Вечером он опустился на раскисшую землю, а я встал над ним, пытаясь защитить от проливного дождя. Он лёг не на живот, как обычно, а на бок, вытянув ноги, и то и дело вскидывал голову, когда его сотрясал страшный кашель. Он кашлял всю ночь, спал урывками. Я очень за него беспокоился, подталкивал его мордой, облизывал, надеясь хоть немножко согреть. Мне хотелось, чтобы он знал: я тут, я его не брошу. Я утешал себя тем, что Топторн очень сильный. Такой выносливости нет ни у кого другого – не может быть, чтобы она покинула его сейчас, не может быть, чтобы он сдался.
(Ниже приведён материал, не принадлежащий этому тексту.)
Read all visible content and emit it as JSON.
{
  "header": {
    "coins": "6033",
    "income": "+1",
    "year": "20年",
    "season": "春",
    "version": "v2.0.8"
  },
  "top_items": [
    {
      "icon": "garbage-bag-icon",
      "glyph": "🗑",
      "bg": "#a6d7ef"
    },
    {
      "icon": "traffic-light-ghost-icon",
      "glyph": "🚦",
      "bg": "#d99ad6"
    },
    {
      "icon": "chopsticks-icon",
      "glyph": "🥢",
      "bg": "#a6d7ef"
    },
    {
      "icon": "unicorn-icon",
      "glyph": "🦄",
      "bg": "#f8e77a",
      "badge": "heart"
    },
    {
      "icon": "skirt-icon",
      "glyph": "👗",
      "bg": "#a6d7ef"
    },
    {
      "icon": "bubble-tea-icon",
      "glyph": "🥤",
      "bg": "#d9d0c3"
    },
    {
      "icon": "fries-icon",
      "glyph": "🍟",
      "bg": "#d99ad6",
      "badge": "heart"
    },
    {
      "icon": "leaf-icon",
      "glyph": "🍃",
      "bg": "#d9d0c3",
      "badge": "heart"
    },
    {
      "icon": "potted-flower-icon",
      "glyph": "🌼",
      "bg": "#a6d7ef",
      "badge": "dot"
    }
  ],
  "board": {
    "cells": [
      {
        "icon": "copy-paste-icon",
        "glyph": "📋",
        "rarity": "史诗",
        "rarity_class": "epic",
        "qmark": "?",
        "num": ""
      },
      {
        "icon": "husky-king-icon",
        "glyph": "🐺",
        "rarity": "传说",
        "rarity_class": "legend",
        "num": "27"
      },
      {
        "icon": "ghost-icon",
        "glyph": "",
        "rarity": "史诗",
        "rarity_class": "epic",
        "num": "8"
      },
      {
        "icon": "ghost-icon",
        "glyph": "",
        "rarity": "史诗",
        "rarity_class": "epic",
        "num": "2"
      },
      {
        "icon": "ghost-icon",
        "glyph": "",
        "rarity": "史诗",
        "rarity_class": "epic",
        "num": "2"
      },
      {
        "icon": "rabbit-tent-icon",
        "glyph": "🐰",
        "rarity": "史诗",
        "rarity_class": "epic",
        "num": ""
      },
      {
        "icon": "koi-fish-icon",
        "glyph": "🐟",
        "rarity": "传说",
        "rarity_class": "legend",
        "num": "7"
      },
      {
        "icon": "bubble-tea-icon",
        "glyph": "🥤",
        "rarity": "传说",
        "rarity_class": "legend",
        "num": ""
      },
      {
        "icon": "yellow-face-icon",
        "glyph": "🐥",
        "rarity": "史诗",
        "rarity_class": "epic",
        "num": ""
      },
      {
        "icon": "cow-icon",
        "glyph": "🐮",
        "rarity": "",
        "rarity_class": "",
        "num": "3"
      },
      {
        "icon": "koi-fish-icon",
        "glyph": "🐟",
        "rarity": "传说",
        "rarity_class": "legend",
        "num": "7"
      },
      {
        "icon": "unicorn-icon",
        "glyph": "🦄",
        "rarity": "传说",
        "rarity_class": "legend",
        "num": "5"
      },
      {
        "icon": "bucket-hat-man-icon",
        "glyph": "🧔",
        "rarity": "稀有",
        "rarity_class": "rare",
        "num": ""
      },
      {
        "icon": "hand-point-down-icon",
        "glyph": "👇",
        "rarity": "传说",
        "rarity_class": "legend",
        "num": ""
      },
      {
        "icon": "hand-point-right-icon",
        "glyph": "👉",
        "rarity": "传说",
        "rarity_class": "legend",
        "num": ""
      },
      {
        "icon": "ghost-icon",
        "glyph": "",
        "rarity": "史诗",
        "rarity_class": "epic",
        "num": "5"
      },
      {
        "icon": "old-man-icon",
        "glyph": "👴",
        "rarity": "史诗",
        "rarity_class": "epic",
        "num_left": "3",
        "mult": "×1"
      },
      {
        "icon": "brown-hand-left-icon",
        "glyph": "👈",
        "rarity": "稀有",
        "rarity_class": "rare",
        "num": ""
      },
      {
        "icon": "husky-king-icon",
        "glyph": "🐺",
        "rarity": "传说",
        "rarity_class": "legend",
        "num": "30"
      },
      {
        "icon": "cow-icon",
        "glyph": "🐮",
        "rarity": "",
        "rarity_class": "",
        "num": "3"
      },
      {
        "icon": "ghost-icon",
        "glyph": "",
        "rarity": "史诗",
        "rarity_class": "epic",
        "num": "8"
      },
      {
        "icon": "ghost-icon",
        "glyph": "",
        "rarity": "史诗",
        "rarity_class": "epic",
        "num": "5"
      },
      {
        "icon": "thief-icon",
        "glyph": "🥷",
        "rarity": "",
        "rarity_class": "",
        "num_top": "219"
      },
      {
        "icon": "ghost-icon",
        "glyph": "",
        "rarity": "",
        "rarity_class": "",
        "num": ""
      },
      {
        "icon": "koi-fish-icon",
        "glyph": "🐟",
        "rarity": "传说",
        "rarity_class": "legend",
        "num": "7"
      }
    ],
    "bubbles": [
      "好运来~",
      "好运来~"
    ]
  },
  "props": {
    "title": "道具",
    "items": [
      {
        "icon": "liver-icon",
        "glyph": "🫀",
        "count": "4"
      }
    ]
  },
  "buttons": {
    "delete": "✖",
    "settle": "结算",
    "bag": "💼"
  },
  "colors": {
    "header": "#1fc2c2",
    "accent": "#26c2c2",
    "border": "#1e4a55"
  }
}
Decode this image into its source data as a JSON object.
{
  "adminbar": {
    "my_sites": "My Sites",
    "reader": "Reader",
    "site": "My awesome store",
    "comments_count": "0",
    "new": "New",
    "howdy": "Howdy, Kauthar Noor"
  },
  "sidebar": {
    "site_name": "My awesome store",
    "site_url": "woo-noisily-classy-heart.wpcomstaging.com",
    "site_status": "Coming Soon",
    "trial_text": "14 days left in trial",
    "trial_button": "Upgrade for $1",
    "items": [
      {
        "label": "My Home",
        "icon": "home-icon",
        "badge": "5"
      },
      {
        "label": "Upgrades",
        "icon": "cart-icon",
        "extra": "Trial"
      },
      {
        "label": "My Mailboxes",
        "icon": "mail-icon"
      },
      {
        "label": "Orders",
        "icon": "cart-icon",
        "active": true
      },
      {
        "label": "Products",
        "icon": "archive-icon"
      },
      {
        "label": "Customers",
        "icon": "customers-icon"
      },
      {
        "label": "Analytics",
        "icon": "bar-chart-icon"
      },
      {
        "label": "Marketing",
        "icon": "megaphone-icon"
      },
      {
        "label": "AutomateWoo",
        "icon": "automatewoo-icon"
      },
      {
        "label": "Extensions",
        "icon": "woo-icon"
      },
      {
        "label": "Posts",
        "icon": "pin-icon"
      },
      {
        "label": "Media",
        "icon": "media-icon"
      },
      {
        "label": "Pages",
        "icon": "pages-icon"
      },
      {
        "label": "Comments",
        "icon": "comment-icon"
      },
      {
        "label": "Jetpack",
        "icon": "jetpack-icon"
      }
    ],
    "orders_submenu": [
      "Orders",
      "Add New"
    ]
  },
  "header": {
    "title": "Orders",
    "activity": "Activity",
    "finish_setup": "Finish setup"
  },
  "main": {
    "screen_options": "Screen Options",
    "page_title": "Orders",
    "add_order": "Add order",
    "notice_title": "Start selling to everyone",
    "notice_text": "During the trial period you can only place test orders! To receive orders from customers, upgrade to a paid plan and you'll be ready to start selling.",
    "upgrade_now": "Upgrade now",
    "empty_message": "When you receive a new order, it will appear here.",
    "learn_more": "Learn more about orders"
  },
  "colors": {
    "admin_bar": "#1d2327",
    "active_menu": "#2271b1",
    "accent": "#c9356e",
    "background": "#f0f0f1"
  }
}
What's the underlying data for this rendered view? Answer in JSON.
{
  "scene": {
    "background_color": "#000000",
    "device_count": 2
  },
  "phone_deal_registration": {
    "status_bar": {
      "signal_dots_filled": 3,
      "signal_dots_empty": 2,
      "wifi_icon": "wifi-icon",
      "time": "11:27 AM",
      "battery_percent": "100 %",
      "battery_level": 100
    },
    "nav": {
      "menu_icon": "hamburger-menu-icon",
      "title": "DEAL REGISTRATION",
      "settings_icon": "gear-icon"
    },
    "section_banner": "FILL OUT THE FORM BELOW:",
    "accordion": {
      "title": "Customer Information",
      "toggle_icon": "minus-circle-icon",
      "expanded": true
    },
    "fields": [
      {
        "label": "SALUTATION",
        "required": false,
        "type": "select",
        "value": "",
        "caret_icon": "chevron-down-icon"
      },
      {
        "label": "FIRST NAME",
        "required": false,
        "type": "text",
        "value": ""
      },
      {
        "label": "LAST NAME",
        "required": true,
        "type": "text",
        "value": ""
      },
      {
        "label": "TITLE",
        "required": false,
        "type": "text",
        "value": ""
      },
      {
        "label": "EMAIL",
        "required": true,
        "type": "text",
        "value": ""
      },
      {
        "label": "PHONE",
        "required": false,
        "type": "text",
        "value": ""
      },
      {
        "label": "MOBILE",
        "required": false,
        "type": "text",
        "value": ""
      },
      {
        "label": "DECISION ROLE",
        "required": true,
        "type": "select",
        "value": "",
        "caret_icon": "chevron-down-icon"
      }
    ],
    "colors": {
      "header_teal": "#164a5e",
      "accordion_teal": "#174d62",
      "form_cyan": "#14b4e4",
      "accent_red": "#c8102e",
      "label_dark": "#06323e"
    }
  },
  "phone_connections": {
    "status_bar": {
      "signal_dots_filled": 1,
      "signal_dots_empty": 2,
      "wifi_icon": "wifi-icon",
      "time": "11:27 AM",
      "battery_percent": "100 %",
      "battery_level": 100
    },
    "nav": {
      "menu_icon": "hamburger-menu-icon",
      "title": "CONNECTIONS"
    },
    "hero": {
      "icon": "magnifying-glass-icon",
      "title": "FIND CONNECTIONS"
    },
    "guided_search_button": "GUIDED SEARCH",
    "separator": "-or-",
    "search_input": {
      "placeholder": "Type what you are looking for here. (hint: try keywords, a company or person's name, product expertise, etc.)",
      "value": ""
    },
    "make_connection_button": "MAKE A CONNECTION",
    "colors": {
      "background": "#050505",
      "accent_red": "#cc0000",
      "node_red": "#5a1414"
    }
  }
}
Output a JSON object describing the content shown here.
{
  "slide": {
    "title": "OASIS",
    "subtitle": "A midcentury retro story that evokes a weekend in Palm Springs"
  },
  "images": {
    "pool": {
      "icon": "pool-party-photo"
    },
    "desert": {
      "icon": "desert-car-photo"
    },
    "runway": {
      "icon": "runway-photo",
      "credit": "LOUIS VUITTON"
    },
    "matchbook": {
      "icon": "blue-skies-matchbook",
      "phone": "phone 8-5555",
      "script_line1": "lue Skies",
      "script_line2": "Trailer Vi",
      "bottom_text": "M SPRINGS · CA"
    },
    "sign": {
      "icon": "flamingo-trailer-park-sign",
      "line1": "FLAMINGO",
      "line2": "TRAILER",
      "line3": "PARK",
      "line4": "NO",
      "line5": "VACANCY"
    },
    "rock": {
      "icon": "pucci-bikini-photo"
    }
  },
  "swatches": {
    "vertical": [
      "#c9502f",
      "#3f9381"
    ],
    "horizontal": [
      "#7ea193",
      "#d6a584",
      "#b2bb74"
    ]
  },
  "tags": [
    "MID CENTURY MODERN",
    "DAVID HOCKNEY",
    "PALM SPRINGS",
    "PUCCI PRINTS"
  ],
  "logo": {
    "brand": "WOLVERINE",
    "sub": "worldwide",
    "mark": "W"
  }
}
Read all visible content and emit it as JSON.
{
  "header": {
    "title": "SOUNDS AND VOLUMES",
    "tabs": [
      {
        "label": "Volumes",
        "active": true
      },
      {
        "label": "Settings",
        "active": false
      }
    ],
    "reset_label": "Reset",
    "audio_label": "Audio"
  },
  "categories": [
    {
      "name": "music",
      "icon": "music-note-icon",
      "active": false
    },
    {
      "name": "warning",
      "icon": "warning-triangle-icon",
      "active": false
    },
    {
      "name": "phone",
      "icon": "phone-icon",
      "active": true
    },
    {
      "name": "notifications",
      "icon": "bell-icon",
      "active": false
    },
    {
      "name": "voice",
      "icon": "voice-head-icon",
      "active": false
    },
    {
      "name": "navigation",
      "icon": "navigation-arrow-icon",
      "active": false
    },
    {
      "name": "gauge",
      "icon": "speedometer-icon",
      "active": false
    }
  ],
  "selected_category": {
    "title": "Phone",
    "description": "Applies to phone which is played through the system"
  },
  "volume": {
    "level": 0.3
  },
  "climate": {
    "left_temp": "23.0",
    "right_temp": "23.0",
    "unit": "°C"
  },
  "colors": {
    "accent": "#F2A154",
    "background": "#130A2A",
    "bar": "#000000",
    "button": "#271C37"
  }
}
И действительно утром, когда артиллеристы давали нам зерно, Топторн поднялся. Он низко свешивал голову и шёл как в дыму, но шёл. Я знал: ему бы только немного отдохнуть, и он придёт в себя.
Однако в тот же день, когда ветеринар нас осматривал, он долго глядел на Топторна, слушал его сердце, а потом сказал офицеру в очках, которого недолюбливали и люди, и лошади:
– Сильный конь... И хороших кровей, слишком хороших. Это его и загубит, герр майор. Он не создан для того, чтобы таскать тяжести. Я бы его признал непригодным, но, насколько я понимаю, вам некем его заменить. Так что пусть трудится, но я прошу вас – поберегите его, герр майор. Не гоните эту упряжку, иначе останетесь вообще без лошадей, и тогда кто будет таскать ваши орудия?
– Извините, герр доктор, – ледяным тоном ответил майор, – но он будет работать так же, как остальные. Я не имею права давать поблажки. Если вы говорите, что он годен, значит, годен и будет делать, что положено.
– Хорошо, он годен, – нехотя проговорил ветеринар, – но я вас ещё раз предупреждаю: поберегите коней, герр майор.
– Я делаю, что могу, – бросил майор и ушёл.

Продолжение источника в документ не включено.